Ki-67 is a prognostic factor in breast cancer, and its high levels indicate a poor prognosis, invasiveness of the tumor, and shorter survival of the patients. As a pharmacodynamics marker, Ki-67 indicates the efficacy of treatment after a period of anti-cancer treatment, especially before surgery, so that, if the antigen appears at high levels after two weeks of treatment, the DFS will be lower for patients. However, since Ki-67 is a marker of mitosis and shows the growth and proliferation of tumors, tumors with higher levels of Ki-67 respond better to chemotherapeutic agents that have a better effect on cells that have a high growth rate. Therefore, knowing the status of Ki-67 will have a significant impact on treatment decisions (65, 66).

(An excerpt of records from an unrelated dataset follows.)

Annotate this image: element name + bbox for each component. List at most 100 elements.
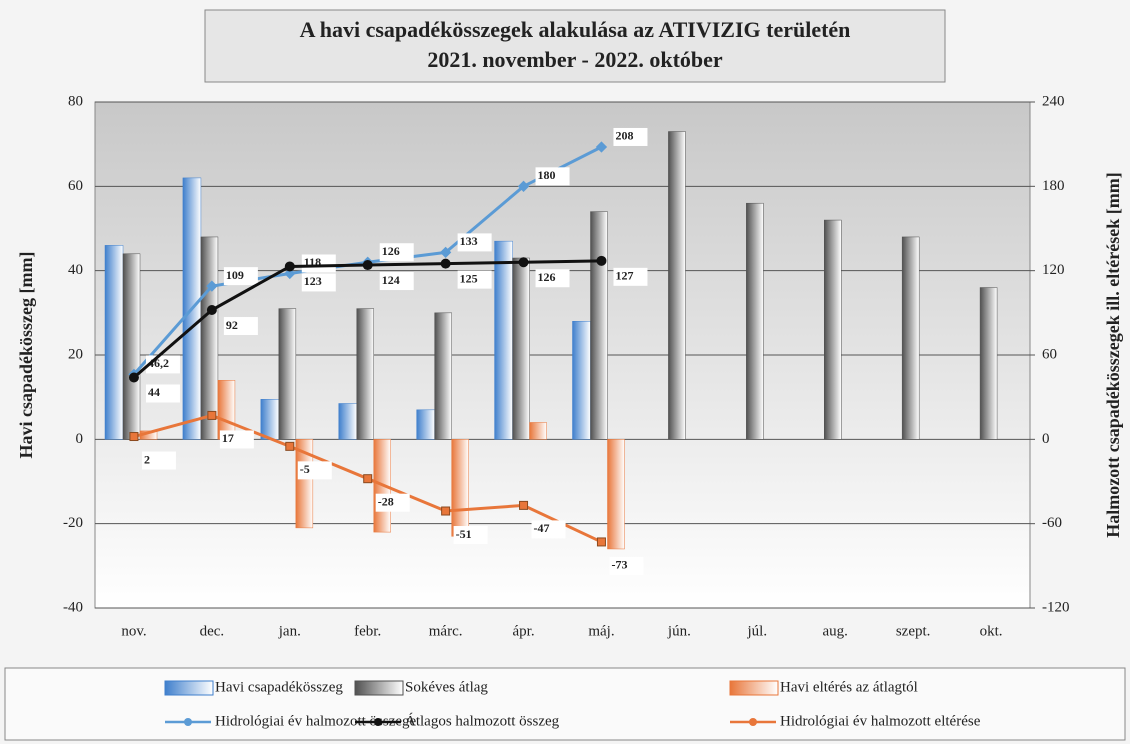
bar (668, 131, 686, 440)
bar (260, 399, 280, 440)
value-label-box (531, 520, 566, 539)
value-label-box (379, 243, 414, 262)
y-tick-label: 80 (68, 93, 83, 109)
y2-tick-label: -60 (1042, 515, 1062, 531)
legend-label: Sokéves átlag (405, 679, 488, 695)
marker (363, 474, 373, 484)
bar (278, 308, 297, 440)
bar (529, 422, 547, 440)
value-label: 2 (144, 452, 150, 466)
y2-tick-label: 240 (1042, 93, 1065, 109)
marker (206, 305, 217, 316)
value-label: 17 (222, 431, 234, 445)
legend-swatch (354, 680, 404, 696)
y2-axis-label: Halmozott csapadékösszegek ill. eltérése… (1103, 172, 1123, 537)
value-label: 126 (382, 244, 400, 258)
value-label: 124 (382, 273, 400, 287)
value-label-box (301, 254, 336, 273)
value-label: 125 (460, 271, 478, 285)
value-label: 126 (538, 270, 556, 284)
value-label: 109 (226, 268, 244, 282)
bar (451, 439, 469, 537)
value-label-box (457, 270, 492, 289)
marker (519, 500, 529, 510)
marker (440, 258, 451, 269)
bar (200, 236, 219, 440)
bar (607, 439, 625, 550)
y-tick-label: -40 (63, 599, 83, 615)
legend-swatch (164, 680, 214, 696)
bar (512, 257, 530, 440)
legend-marker (374, 718, 382, 726)
marker (206, 280, 218, 292)
bar (356, 308, 374, 440)
value-label: 133 (460, 234, 478, 248)
value-label: -47 (534, 521, 550, 535)
x-tick-label: júl. (746, 623, 767, 639)
value-label-box (223, 267, 258, 286)
bar (746, 202, 764, 440)
value-label: -51 (456, 527, 472, 541)
value-label: 44 (148, 385, 160, 399)
y-tick-label: -20 (63, 515, 83, 531)
value-label-box (457, 233, 492, 252)
marker (596, 537, 606, 547)
x-tick-label: febr. (354, 623, 381, 639)
bar (979, 287, 998, 440)
marker (518, 257, 529, 268)
bar (338, 403, 357, 440)
marker (362, 260, 373, 271)
legend-label: Hidrológiai év halmozott összege (215, 713, 417, 729)
x-tick-label: márc. (429, 623, 463, 639)
marker (441, 506, 451, 516)
marker (284, 267, 296, 280)
marker (596, 255, 607, 266)
value-label-box (219, 430, 254, 449)
x-tick-label: máj. (588, 623, 614, 639)
legend (4, 667, 1126, 741)
bar (494, 240, 513, 440)
legend-swatch (729, 680, 779, 696)
value-label-box (535, 167, 570, 186)
value-label: 127 (615, 269, 633, 283)
value-label-box (375, 493, 410, 512)
marker (595, 141, 608, 153)
y2-tick-label: 0 (1042, 431, 1050, 447)
x-tick-label: dec. (200, 623, 225, 639)
marker (284, 261, 295, 272)
x-tick-label: nov. (121, 623, 146, 639)
marker (285, 441, 295, 451)
value-label-box (609, 556, 644, 575)
x-tick-label: aug. (822, 623, 847, 639)
y-axis-label: Havi csapadékösszeg [mm] (16, 252, 36, 459)
legend-label: Havi csapadékösszeg (215, 679, 343, 695)
x-tick-label: szept. (896, 623, 931, 639)
value-label-box (453, 526, 488, 545)
legend-label: Havi eltérés az átlagtól (780, 679, 918, 695)
marker (129, 432, 139, 442)
value-label: -28 (378, 494, 394, 508)
value-label-box (301, 273, 336, 292)
value-label-box (223, 317, 258, 336)
bar (434, 312, 452, 440)
value-label: 208 (615, 129, 633, 143)
legend-label: Hidrológiai év halmozott eltérése (780, 713, 981, 729)
bar (572, 321, 591, 440)
value-label-box (145, 384, 180, 403)
y2-tick-label: 60 (1042, 346, 1057, 362)
value-label: 123 (304, 274, 322, 288)
bar (901, 236, 920, 440)
bar (416, 409, 435, 440)
value-label: 92 (226, 318, 238, 332)
legend-marker (184, 718, 192, 726)
legend-marker (749, 718, 757, 726)
x-tick-label: okt. (980, 623, 1003, 639)
value-label: 180 (538, 168, 556, 182)
marker (439, 246, 452, 259)
bar (104, 245, 124, 440)
marker (517, 180, 530, 192)
y2-tick-label: -120 (1042, 599, 1070, 615)
title-box (204, 9, 946, 83)
x-tick-label: jún. (667, 623, 691, 639)
value-label-box (141, 451, 176, 470)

2.8. Biologic relationship of breast cancer with its metastatic properties

Cancer cells are separated from the site of the tumor and reach secondary tissues. However, the cells are capable of replacement in these tissues and grow and proliferate only if they have special abilities, such as angiogenesis. The mechanism of metastasis is complex, and its sequence varies according to different target tissues (67). For example, bone is involved in up to 75% of breast cancer patients with metastatic disease. The breast cancer cells secrete many cytokines that stimulate osteoclastic activity in bone. Increased activity of osteoclasts produces a wide range of lymphokines and growth factors that secondarily affect tumor cells and stimulate their proliferation. Therefore, a network of cytokines is formed in bone that disrupts the balance between bone production and resorption, leading to the gradual expansion of the tumor in bone and increased bone resorption through stimulating osteoclasts, which results in reduced strength of the bone, fractures, and pain. Better understanding of the biology of metastasis provides a new window for better management and proper treatment of metastatic breast cancer. For instance, new approaches are available that inhibit inducing signals of osteoclasts or prevent the invasion and adhesion of tumor cells at secondary sites of metastasis (68, 69). By using some biological characteristics in breast cancer patients, it is predictable that a patient is more likely to develop metastatic disease at an earlier time from the diagnosis of breast cancer (26).

3. Conclusions

With the advancement of science, attention has been directed toward the function of organs and their functional interactions, and surgical treatment has been promoted from anatomy to physiology, resulting in a significant improvement in the treatment of patients. However, despite all of these efforts, the incidence and mortality rate of patients due to various cancers, including breast cancer, is still high, and despite the widespread use of different treatment approaches, such as chemotherapy and radiation therapy, some people still die due to cancer. In the past two decades, we have tried to look beyond the various issues relative to cancer, i.e., the molecular biology infrastructures of this life-threatening and complex disease, and it seems that the definitive treatment of cancer is to put the frontline battle on the surfaces of the cells, not on the affected organs. Given environmental pollution and the stress that people incur today, knowing the impact of pathogens and factors that are detrimental to the health of normal cells and vital molecules in people’s bodies can minimize the carcinogenic effects of these factors. Many advances have been made in this regard, all of which help prevent the development and progression of cancers, rather than treating individual incidents as they occur. The objective of scientists is to determine new, more effective ways of preventing cancer and inhibiting its progression. The approaches being used to achieve that objective include establishing the relationships between the infrastructures of cancer biology and clinical manifestations in order to inhibit the formation of cancer and possibly introduce less dangerous and better treatments to resolve this dilemma that faces all of human society.